Barolo et  Juliette Colbert
Juliette Colbert était née en Vendée, la région brutalisée par les révolutionnaires français, qui firent plus que 300 000 morts, surtout des civils. Sa grand-mère, comme une bonne partie de sa famille, avait été guillotinée pendant la Terreur, mais la jeune Juliette avait réussi à s’enfuir en Hollande. Il sera Napoléon qui lui présentera son époux, le Marquis Carlo Tancredi Falletti, dernier rejeton de l'une des dynasties les plus riches du Piémont. A la Restauration, elle se transfère avec son mari à Turin et à Barolo, où elle a l'intuition d'appeler ainsi ce vin spécial qu'elle produit dans ses terres. Bien que très belle et très cultivée - au lieu de de passer son temps dans bals et le luxe - elle consacre toute sa vie aux œuvres de charité.
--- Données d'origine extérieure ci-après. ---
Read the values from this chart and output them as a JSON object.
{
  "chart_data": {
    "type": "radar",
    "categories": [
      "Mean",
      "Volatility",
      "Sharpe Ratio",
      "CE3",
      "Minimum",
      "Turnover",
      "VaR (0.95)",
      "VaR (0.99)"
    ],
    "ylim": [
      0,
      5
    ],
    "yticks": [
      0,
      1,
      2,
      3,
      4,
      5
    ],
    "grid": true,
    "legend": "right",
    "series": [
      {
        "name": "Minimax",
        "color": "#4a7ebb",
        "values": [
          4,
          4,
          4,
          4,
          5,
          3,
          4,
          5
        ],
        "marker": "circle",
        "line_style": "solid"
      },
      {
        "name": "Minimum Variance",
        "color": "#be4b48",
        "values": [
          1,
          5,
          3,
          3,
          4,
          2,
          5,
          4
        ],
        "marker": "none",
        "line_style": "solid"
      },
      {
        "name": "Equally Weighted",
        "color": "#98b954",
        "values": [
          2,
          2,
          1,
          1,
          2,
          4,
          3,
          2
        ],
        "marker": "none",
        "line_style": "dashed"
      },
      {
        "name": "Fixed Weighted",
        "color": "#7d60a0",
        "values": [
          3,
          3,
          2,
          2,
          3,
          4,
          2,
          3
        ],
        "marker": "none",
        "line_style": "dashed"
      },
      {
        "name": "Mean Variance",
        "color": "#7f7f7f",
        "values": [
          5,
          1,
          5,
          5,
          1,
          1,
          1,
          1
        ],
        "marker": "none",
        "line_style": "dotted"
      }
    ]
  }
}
La plainte d'un prisonnier, qui demande de la soupe au lieu que des prières, va la marquer pour toujours: forte de sa position et de ses connaissances, elle se fait  nommer Directrice des prisons par Charles-Felix, entamant une extraordinaire œuvre d'amélioration du système de détention, surtout pour les prisons féminines. Puis, elle sera la fondatrice des maisons de premier accueil, des cantines pour les pauvres, des écoles pour les anciennes prisonnières et pour les mères célibataires, ainsi que de la première crèche d'Italie. Restée veuve, elle continuera son œuvre jusqu'à la fin, fondant Opera Pia Barolo et dépensant toutes les fabuleuses richesses des Falletti - 12 millions de lires, le bilan d'un Etat - pour aider les pauvres.
 
Bra et Cottolengo
C'est une jeune mère qui meurt de tuberculose, abandonnée dans une étable en 1827, qui dicte la mission à Giuseppe Cottolengo, né à Bra d'une riche famille provençale de marchants de tissus. Comme dans l'apologie de Saint Martin, le jeune prêtre se prive de tout bien et dédie sa vie aux pauvres, fondant à Turin la Piccola Casa della Divina Provvidenza, qu'encore aujourd'hui tout le monde appelle par son nom.  Le Cottolengo est la première institution sociale crée pour soulager les souffrances de ces multitudes de pauvres qui grossissaient les rangs du premier prolétariat urbain à Turin. Sa mission est de d'accueillir et de soigner les malades, les personnes âgées, les sans-abri: bref, les derelicts. Il n'est pas par hasard que Cottolengo meurt dans une épidémie de typhus, à l’âge de seuls 56 ans. Canonisé en 1934, il est le premier des ainsi-dits saints sociaux du Piémont, comme Giovanni Bosco et Giuseppe Cafasso.